Diversified U.S. manufacturer United Technologies Corp (UTX.N) reported a better-than-expected profit on Tuesday, helped in part by its 2012 buyout of aircraft components maker Goodrich.
The $16.5 billion play for Goodrich boosted United Tech's portfolio of wheels, brakes, gyroscopes and other aircraft materials in high demand from the world's top airlines and aircraft manufacturers.
Louis Chenevert, United Tech's chief executive, said the Goodrich acquisition, as well as a deal to take control of engine maker IAE, was "exceeding our expectations and creating new opportunities for long term organic growth."

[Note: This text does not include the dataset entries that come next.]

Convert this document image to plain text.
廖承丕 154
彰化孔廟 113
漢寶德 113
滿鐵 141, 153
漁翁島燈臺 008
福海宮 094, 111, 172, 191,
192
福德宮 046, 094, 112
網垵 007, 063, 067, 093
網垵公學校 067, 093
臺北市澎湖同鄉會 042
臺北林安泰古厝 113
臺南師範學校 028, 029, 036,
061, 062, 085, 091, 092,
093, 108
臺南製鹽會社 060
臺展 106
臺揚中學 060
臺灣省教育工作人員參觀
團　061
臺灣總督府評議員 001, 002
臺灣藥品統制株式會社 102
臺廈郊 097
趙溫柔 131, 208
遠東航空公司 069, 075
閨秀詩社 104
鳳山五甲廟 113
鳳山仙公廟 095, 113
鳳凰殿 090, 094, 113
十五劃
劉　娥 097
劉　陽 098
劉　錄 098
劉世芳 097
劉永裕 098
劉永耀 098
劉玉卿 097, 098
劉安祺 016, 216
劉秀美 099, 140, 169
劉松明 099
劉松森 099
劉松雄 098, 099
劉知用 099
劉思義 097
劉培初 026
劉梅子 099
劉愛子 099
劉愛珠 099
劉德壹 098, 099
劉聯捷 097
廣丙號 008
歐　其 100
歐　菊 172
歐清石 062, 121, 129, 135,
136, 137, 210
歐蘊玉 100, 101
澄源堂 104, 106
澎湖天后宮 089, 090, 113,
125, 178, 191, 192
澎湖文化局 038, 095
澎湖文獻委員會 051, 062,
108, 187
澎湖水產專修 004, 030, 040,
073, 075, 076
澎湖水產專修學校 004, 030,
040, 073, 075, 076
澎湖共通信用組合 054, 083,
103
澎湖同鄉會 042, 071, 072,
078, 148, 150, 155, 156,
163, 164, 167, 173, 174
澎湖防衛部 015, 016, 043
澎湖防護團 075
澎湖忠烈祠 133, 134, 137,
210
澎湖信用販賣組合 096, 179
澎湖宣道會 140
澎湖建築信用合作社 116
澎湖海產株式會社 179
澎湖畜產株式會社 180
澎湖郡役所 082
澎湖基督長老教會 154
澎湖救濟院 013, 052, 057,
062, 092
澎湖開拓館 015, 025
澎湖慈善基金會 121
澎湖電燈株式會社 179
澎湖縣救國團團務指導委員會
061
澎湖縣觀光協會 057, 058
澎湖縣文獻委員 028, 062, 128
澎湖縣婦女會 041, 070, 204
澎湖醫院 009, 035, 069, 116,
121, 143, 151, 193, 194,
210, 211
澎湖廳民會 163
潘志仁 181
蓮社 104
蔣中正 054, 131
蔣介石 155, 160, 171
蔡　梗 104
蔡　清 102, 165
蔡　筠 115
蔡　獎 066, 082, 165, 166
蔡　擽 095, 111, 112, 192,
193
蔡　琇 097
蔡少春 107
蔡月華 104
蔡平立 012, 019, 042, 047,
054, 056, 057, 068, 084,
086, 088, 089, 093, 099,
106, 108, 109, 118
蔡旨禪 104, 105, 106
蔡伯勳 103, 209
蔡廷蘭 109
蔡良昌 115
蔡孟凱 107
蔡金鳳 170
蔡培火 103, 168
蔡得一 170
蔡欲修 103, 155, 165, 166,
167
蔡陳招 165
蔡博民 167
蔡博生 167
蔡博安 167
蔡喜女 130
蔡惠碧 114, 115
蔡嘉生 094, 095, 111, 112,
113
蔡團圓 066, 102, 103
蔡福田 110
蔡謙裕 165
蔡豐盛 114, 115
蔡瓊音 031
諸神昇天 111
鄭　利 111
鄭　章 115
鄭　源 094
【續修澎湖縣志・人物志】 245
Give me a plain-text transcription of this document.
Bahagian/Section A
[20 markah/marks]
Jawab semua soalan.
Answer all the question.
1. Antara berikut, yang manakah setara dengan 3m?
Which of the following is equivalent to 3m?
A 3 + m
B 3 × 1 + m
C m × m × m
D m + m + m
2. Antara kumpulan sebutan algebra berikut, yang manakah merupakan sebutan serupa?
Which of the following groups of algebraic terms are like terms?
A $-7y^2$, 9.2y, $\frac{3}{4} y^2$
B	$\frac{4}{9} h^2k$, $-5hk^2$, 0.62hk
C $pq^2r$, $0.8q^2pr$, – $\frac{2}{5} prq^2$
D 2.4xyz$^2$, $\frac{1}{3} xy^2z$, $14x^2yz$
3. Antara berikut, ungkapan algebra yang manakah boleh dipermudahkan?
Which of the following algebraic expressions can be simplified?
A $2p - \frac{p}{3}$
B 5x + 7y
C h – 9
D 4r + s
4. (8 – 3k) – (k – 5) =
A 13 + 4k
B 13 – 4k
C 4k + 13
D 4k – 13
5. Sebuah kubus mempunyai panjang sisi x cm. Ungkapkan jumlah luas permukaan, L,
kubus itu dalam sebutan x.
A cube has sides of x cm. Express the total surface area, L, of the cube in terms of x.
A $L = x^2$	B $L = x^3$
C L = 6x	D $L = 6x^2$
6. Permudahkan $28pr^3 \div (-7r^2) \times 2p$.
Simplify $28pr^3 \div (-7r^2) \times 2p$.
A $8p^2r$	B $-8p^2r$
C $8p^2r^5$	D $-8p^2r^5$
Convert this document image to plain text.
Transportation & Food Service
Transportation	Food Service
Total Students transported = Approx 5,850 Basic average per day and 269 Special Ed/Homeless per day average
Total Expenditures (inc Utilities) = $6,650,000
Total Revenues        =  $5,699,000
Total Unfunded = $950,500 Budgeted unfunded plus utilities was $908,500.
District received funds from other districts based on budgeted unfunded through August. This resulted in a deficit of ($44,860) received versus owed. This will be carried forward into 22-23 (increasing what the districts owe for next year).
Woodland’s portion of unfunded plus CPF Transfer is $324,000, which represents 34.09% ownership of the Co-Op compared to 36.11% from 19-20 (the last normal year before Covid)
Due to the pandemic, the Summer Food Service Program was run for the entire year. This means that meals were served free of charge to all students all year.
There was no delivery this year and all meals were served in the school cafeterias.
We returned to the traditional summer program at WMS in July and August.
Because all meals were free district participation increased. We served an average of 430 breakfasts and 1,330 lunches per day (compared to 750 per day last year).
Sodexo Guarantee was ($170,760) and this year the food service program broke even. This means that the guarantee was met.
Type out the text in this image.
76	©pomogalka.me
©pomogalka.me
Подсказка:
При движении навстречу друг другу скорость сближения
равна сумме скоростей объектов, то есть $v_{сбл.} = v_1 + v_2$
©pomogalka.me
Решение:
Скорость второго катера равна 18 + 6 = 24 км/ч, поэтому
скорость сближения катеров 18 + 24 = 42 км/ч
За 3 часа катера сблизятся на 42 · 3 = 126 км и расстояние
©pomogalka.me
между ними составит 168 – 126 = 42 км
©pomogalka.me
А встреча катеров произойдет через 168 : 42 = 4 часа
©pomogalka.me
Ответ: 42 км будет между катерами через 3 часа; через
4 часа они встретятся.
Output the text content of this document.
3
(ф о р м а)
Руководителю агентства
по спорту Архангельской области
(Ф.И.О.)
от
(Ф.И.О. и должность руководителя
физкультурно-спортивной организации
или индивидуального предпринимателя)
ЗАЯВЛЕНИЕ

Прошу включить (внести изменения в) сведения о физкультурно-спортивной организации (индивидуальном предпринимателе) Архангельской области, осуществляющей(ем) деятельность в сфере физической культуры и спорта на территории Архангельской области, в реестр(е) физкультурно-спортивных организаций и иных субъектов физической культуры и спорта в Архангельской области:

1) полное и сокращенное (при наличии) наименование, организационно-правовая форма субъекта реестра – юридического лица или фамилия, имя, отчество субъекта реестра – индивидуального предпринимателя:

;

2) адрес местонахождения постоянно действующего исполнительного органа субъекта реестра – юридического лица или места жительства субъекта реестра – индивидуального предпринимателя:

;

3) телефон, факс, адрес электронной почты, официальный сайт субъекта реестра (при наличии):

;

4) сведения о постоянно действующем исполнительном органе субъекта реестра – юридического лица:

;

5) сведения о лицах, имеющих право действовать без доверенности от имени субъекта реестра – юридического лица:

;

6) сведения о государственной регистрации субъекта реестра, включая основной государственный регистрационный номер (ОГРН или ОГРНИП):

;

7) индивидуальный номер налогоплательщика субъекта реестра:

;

United Tech, also the world's largest maker of elevators and air conditioners, posted first-quarter profit of $1.27 billion, or $1.39 per share, compared with $330 million, or $1.31 per share, in the year-earlier period.
The year-before figures included a one-time charge for discontinued operations.
Analysts had expected first-quarter earnings of $1.30 per share, according to Thomson Reuters I/B/E/S.
Revenue rose 16 percent to $14.39 billion, slightly missing the $14.94 billion estimate from Wall Street.
United Tech stood by its forecast for 2013 earnings per share of $5.85 to $6.15 and 2013 revenue of $64 billion to $65 billion.
The Hartford, Connecticut-based company's shares have gained 14 percent so far this year, closing Monday at $93.63.